Itulah yang kurasakan beberapa hari ini semenjak kematian Mamah. Meski aku masih membencinya, tapi jauh di lubuk hatiku aku sungguh menyayanginya.
Kami sudah kembali ke Purwokerto pada hari kedelapan setelah kematian Mamah. Aku masih belum bekerja, pikiran dan tenagaku sungguh tak tersisa. Tiga hari ini aku hanya bergelung di kasur tanpa melakukan apapun. Papah, Gilang, dan Mamah mertua sering kali menghiburku. Namun, aku masih dirundung kesedihan. Aku masih belum mampu untuk lepas dari kesedihanku.
Gilang dan Papah semakin protektif padaku, terutama Gilang. Semenjak ia tahu aku mengkonsumsi pil penenang, dia semakin posesif. Aku sungguh membencinya tapi sisi hatiku yang lain menyukainya.
"Tiar."
"Pah."
Papah mendekatiku dan duduk di tepi ranjang.
"Kamu jangan seperti ini Tiar. Bagaimanapun kamu harus terus hidup. Papah tahu kamu menyayangi mamah kamu terlepas apapun kesalahan yang dia perbuat pada kita."
"Pah."
"Kenapa?"
"Apa setiap rumah tangga akan seperti itu Pah?"
"Tidak semua. Yang jelas rumah tangga adalah ibadah terlama.

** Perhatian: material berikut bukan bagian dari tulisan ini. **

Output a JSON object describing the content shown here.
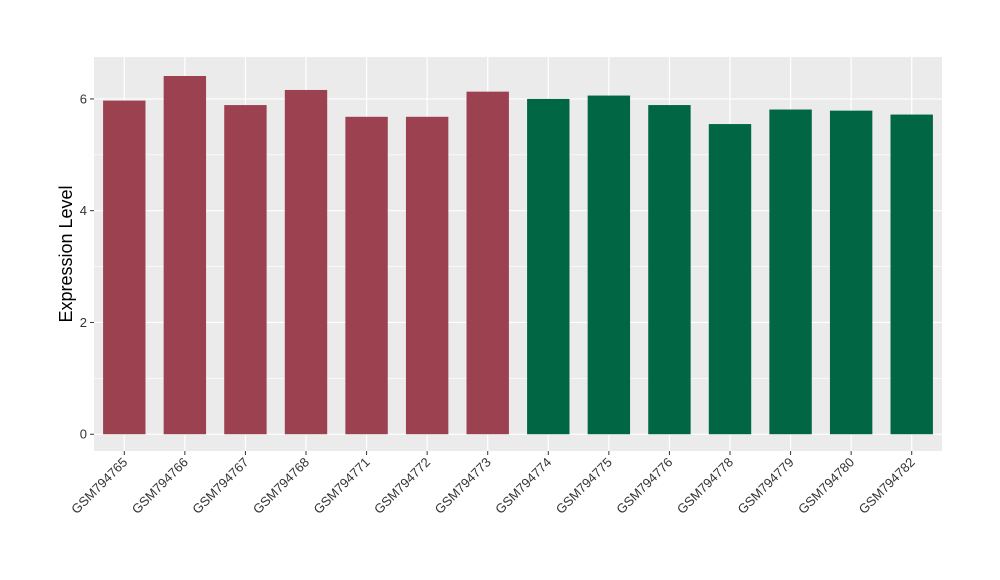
{
  "chart_data": {
    "type": "bar",
    "title": "",
    "xlabel": "",
    "ylabel": "Expression Level",
    "ylim": [
      -0.3,
      6.75
    ],
    "yticks": [
      0,
      2,
      4,
      6
    ],
    "grid": true,
    "legend": "none",
    "categories": [
      "GSM794765",
      "GSM794766",
      "GSM794767",
      "GSM794768",
      "GSM794771",
      "GSM794772",
      "GSM794773",
      "GSM794774",
      "GSM794775",
      "GSM794776",
      "GSM794778",
      "GSM794779",
      "GSM794780",
      "GSM794782"
    ],
    "values": [
      5.97,
      6.41,
      5.89,
      6.16,
      5.68,
      5.68,
      6.13,
      6.0,
      6.06,
      5.89,
      5.55,
      5.81,
      5.79,
      5.72
    ],
    "bar_colors": [
      "#9b4150",
      "#9b4150",
      "#9b4150",
      "#9b4150",
      "#9b4150",
      "#9b4150",
      "#9b4150",
      "#006644",
      "#006644",
      "#006644",
      "#006644",
      "#006644",
      "#006644",
      "#006644"
    ]
  }
}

Banyak cobaan dalam rumah tangga. Ada yang diuji dengan ekonomi, buah hati dan dalam rumah tangga papah dan mamah diuji dengan kesetiaan melalui kehadiran orang ketiga."
"Ada yang mampu melewatinya dan ada yang gagal. Mamah dan papah adalah contoh yang gagal."
"Pah."
Papah menatap kearahku dengan mata berkaca-kaca.
"Meski begitu papah tak pernah menyesal menikah dengan mamah kamu. Karena menikah dengannya papah punya kamu Sayang. Kesayangan papah."
"Papah."
Aku memeluk Papahku, aku bersyukur masih mempunyai beliau. Orang yang begitu tulus mencintaiku tanpa syarat.
Lama kami saling berpelukan hingga papah melepaskan pelukannya dan pamit mau menghadiri rapat RT.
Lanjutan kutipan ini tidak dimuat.